Но за домами, за соснами ничего не было видно. И Рахмаша спросил: «Салютуют?» Теперь они проходили окраинной улицей, мимо посудного магазина, слева чернел лес.

— А ты знаешь, что мне наговорила Женька,— сказал Мухин.— Я и не рад был, что меня наградили, вот до чего дошло.

— Ты зря ее слушаешь,— отвечал Рахмаша.— Она сумасшедшая, она не из этого века совсем. Я ведь тоже ее знаю давно, слава богу.
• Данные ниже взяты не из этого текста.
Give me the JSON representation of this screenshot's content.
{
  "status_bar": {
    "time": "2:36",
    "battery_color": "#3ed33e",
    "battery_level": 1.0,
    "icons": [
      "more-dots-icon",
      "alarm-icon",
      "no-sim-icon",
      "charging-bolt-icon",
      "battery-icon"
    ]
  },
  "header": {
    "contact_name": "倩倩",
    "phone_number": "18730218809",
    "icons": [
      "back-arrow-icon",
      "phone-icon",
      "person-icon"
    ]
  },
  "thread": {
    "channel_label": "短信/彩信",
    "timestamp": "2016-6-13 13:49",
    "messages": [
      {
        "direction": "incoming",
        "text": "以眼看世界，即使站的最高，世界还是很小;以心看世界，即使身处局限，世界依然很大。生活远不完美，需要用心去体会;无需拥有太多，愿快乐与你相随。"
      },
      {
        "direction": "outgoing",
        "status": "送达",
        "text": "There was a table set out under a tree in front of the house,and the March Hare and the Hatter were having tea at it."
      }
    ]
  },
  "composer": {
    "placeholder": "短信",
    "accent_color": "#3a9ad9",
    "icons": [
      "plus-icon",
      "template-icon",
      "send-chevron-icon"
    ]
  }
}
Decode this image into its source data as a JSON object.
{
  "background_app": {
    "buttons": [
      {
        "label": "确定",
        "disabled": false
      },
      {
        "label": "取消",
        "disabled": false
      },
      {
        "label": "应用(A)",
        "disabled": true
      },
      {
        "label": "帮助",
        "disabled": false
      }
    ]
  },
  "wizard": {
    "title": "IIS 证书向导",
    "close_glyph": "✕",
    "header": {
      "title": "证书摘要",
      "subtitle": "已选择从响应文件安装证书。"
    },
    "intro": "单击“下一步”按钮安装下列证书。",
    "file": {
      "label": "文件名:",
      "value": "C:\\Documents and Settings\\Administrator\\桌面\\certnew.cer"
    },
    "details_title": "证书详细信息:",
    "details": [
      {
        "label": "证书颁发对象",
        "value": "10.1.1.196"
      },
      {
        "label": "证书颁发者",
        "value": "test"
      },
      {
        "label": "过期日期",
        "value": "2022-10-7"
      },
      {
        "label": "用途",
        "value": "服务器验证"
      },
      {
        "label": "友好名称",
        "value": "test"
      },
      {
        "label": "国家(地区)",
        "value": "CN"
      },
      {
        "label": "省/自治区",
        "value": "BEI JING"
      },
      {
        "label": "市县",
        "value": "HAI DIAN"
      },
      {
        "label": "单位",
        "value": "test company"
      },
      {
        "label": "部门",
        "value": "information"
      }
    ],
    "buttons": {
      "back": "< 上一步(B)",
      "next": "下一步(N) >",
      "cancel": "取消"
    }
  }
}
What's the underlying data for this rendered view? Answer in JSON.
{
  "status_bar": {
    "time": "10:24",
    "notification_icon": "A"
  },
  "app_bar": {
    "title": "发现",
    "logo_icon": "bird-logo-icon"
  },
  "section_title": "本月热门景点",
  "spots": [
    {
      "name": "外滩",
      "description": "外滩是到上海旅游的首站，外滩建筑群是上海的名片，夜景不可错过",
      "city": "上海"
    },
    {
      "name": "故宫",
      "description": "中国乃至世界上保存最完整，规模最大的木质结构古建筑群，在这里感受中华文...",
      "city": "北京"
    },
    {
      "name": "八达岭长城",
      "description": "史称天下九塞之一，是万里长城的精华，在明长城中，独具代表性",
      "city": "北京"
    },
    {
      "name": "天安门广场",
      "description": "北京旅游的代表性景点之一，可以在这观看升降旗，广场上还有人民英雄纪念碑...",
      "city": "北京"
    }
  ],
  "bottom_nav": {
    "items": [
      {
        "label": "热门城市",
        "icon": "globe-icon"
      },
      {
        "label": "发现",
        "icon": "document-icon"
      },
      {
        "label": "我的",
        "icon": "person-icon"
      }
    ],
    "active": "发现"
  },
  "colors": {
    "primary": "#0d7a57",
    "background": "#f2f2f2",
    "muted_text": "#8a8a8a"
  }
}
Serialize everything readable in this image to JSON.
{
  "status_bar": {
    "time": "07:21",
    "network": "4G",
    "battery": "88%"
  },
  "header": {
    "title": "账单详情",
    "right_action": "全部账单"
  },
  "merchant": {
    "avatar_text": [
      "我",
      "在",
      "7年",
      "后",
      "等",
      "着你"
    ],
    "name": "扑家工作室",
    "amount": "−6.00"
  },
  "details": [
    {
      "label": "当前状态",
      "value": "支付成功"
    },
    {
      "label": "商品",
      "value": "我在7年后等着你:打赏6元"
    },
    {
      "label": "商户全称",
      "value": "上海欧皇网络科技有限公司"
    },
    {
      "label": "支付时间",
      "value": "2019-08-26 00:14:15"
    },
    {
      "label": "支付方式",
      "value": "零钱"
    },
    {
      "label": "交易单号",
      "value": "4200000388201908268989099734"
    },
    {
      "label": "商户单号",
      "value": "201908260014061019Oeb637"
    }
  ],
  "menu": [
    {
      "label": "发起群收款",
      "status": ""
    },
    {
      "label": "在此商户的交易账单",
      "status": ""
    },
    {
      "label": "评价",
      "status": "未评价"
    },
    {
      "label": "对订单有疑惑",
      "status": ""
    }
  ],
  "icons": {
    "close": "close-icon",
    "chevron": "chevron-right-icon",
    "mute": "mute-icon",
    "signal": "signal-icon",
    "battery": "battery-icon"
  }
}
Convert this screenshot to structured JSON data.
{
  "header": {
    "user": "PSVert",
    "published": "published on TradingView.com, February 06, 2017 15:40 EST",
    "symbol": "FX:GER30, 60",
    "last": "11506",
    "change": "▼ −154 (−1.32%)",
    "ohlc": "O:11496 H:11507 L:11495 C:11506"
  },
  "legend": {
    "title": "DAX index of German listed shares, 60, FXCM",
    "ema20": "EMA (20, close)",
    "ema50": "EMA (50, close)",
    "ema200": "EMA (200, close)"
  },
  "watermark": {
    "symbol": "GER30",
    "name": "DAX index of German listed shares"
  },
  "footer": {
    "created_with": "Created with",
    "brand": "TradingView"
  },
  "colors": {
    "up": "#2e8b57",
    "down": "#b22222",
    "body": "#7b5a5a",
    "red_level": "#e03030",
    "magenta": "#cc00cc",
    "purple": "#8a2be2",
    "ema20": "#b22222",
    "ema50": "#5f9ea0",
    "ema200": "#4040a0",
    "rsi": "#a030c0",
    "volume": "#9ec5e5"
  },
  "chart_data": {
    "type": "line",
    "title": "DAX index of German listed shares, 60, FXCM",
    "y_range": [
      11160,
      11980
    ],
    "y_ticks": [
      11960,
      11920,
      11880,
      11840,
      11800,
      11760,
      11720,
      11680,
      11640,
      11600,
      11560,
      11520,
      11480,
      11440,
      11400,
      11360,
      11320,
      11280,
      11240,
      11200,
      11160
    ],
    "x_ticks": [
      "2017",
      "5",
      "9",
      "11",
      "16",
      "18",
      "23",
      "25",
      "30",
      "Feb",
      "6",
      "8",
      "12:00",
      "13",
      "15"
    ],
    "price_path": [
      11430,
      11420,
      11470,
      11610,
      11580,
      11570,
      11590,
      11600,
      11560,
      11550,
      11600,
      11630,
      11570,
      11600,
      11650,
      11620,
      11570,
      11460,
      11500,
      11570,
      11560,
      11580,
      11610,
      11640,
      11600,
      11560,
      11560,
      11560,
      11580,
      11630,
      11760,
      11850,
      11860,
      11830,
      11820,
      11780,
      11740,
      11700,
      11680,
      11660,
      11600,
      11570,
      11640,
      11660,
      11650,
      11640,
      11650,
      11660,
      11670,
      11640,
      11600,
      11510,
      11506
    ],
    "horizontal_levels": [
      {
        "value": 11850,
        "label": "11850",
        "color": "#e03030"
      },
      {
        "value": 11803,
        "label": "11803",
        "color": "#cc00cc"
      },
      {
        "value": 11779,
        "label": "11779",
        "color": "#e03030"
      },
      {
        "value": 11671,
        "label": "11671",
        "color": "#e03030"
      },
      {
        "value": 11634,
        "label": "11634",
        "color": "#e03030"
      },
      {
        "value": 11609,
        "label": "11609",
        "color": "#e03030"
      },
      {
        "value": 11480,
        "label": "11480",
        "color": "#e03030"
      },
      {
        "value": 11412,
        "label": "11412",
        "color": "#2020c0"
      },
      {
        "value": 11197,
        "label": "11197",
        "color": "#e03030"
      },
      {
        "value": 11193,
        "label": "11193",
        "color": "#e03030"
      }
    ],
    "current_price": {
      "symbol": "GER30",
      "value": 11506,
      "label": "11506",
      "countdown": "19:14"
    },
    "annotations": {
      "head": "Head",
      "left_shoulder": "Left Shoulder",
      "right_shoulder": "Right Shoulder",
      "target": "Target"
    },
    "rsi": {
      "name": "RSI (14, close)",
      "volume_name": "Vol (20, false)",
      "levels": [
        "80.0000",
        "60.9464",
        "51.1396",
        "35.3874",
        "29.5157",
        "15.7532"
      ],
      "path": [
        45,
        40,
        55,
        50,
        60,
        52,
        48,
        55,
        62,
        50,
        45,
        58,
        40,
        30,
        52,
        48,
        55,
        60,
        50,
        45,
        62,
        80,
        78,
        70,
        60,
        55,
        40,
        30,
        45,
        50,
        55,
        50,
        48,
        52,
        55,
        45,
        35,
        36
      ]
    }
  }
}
— Мы все друг друга знаем с детства, я привык ей верить.

Рахмаша сказал:

— Да ты не огорчайся. Поверь, она уже начала понимать, что живет не в безвоздушном пространстве и жизнь надо принимать такой, какая она есть. А если она еще не поняла, тем хуже для нее. В отличие от нашей Паломы я всегда трезво смотрел на вещи. Может, поэтому я даже больше оптимист, чем она. Я взвесил и соизмерил свои возможности с действительностью и никаких сюрпризов от жизни уже не жду.

Рахманин думал про себя: «Так странно, что мы разговорились о жизни. Мы всегда были вместе — праздники, работа; мы привыкли друг к другу; всякие предубеждения, оставшиеся нам от детства, забылись или сгладились. Даже нетерпимая Женька стала относиться ко мне лучше. Но никогда мы с Мухиным не говорили вот так. Просто на Генку что-то сегодня нашло, ему захотелось пооткровенничать».

— Я твоей медальке не завидую,— сказал Сева.— Считаю, заслужил — так носи. Мы с тобой разные и по-разному добиваемся цели, но, пожалуй, я добьюсь большего.

— Вот как! — сказал Мухин.

— Да, вот так. Тебе Лялин делает карьеру, а я ее сам зарабатываю.

— Лялин мне помог в работе,— возразил Генка.

Рахмаша рассмеялся:

— Я не в осуждение сказал. Лялин не дурак, он понял нынешние тенденции и делает ставку на молодежь, в том числе и на тебя. Как говорится, слава богу, если это помогает делу. Чиновники, даже того не желая, могут двигать прогресс, и это происходит отнюдь не редко.